Researchers have discovered that the cultivated garden strawberry’s complex evolutionary history started long ago on opposite sides of the world.
Until now, researchers have known little about the evolutionary origins of the cultivated strawberry. While most species, including humans, are diploid with two copies of the genome—one copy from each parent—the strawberry is an octoploid, with eight complete copies of the genome that multiple, distinct parental species contributed.
In a new study researchers explain how the strawberry became an octoploid, and the genetics that determine important fruit quality traits.
A globe-spanning story
“For the first time, analysis of the genome enabled us to identify all four extant relatives of the diploid species that sequentially hybridized to create the octoploid strawberry,” says Patrick Edger, assistant professor of horticulture at Michigan State University and coauthor of the paper, which appears in Nature Genetics. “It’s a rich history that spans the globe, ultimately culminating in the fruit so many enjoy today.”
The four diploid species are native to Europe, Asia, and North America, but the wild octoploids are almost exclusively distributed across the Americas. The paper’s results suggest a series of intermediate polyploids, tetraploid, and hexaploid that formed in Asia, prior to the octoploid event that occurred in North America, involving the hexaploid and a diploid species endemic to Canada and the United States. This makes the strawberry relatively unique as one of only three high-value fruit crops native to the continent.
Breeders began propagating these octoploids around 300 years ago. Since then, researchers have used them around the world to further enhance variety development. However, Edger hypothesized that—as with several other polyploids—an unbalanced expression of traits each diploid parental species contributes, called subgenome dominance, would likely also be present in the octoploid strawberry. He was right.

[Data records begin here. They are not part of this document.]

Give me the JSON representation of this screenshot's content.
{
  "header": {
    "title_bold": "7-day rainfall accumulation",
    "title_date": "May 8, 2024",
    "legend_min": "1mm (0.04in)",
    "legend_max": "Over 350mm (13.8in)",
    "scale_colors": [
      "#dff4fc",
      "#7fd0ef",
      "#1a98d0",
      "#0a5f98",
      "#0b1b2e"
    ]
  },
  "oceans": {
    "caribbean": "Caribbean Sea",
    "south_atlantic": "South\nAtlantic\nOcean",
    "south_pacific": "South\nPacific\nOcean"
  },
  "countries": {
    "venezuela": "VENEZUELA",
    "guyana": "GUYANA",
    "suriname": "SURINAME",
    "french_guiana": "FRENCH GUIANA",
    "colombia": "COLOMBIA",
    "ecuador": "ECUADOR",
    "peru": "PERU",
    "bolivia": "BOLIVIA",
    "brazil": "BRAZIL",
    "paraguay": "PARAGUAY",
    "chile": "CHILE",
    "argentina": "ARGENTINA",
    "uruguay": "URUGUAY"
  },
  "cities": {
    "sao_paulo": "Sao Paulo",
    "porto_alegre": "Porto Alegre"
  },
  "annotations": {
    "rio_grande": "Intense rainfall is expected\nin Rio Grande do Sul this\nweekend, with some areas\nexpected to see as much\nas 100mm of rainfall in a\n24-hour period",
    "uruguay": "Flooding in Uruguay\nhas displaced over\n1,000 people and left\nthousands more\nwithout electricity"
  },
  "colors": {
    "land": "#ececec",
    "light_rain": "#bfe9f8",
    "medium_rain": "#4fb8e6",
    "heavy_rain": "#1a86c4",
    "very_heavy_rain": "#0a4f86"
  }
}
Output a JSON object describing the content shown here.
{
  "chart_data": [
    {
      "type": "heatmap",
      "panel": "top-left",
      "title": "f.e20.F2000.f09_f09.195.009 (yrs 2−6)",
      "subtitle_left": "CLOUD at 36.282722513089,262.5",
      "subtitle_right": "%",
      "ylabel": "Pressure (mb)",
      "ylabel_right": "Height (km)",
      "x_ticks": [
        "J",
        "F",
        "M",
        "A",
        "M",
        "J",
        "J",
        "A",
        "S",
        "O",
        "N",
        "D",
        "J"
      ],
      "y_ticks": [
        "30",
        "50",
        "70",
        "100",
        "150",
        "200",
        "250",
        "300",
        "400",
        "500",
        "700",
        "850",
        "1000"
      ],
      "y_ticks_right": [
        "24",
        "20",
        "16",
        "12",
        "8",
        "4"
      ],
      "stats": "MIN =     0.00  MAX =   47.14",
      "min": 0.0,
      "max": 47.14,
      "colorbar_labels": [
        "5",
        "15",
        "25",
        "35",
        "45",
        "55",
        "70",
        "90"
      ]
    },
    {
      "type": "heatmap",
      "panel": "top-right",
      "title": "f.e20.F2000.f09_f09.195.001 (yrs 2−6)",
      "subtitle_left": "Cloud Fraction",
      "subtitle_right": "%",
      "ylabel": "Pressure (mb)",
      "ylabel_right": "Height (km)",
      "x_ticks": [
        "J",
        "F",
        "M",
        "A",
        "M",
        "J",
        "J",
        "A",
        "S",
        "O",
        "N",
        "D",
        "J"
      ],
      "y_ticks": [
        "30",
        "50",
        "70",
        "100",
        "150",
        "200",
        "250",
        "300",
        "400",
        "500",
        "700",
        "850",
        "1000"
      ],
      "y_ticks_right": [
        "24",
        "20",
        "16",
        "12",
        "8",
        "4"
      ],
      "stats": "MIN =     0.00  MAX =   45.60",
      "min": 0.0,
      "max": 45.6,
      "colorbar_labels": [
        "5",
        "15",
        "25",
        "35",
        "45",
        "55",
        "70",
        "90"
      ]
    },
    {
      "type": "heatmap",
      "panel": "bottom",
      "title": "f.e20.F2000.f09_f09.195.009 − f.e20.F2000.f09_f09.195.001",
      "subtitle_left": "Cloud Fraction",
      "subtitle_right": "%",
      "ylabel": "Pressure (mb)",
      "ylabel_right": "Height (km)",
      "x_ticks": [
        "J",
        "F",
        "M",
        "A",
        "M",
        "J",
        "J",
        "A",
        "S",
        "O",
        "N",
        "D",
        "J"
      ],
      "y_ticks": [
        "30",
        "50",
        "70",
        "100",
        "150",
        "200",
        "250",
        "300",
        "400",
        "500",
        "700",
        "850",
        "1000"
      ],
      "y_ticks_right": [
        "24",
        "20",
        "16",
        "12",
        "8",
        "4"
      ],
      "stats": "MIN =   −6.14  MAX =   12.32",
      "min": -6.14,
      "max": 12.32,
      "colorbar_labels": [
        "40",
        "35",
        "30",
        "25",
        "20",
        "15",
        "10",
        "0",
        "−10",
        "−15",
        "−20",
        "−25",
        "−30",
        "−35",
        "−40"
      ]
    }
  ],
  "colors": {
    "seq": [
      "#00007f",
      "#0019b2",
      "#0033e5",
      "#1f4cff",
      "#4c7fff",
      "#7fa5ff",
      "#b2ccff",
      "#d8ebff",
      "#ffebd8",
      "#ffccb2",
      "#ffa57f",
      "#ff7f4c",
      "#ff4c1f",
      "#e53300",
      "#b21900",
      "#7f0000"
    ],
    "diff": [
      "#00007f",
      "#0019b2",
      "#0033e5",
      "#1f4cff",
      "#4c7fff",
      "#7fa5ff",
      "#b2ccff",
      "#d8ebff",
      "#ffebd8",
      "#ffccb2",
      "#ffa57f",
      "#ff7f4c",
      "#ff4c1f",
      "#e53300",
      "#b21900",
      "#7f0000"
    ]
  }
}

“We uncovered that one of the parental species in the octoploid is largely controlling fruit quality and disease resistance traits,” Edger says. “Knowing this, as well having identified the genes controlling various target traits, will be helpful in guiding and accelerating future breeding efforts in this important fruit crop.”
No longer ‘flying blind’
The genomic discoveries will advance the trait selection process, bringing about a more precise method of breeding for this important worldwide crop. The genome will also enable studies previously unthinkable in strawberries, and will help tackle difficult breeding and genetics questions, researchers say.
“Without the genome we were flying blind,” says coauthor Steven Knapp, a plant scientist from the University of California, Davis.
“I remember the first time I saw a visualization of the assembled genome, which went from a complex jumble of DNA molecules of 170 billion nucleotides to an organized and ordered string of 830 million base pairs. That was a special moment that changed everything for us in strawberry.”
Knapp says that, historically, scientists studying complex biological phenomena in strawberries have tended to focus on diploid relatives because of the complexity of the octoploid, even though genetic analyses in the octoploid are actually straightforward once one has a good road map.
“We have been on a crusade to shift the focus in the basic research community to the commercially important octoploid,” Knapp says. “The wild octoploid ancestors, together with cultivated strawberry, provide a wellspring of natural genetic diversity to support biological and agricultural research.”
Traditional breeding has been highly successful in strawberry, yielding outstanding modern cultivars that have been the catalyst for expanding production worldwide. As with other crops, remaining challenges will require breeders to continually redesign cultivars and introduce genes from wild species and other exotic sources. The genome is an essential vehicle for applying predictive, genome-informed approaches in strawberry breeding and cultivar development.
For the US, improved varieties could provide a boon to an already-thriving business. The US is the global leader in strawberry production, a yield comprising roughly one-third of the world’s total. In 2016, the country produced more than 1.5 million tons.
An international team of researchers contributed to the sequencing and analysis of the cultivated strawberry genome, which exposed new information about its origin and traits.
Michigan State’s AgBioResearch, UC Davis, the United States Department of Agriculture, the California Strawberry Commission, and the National Science Foundation funded the work.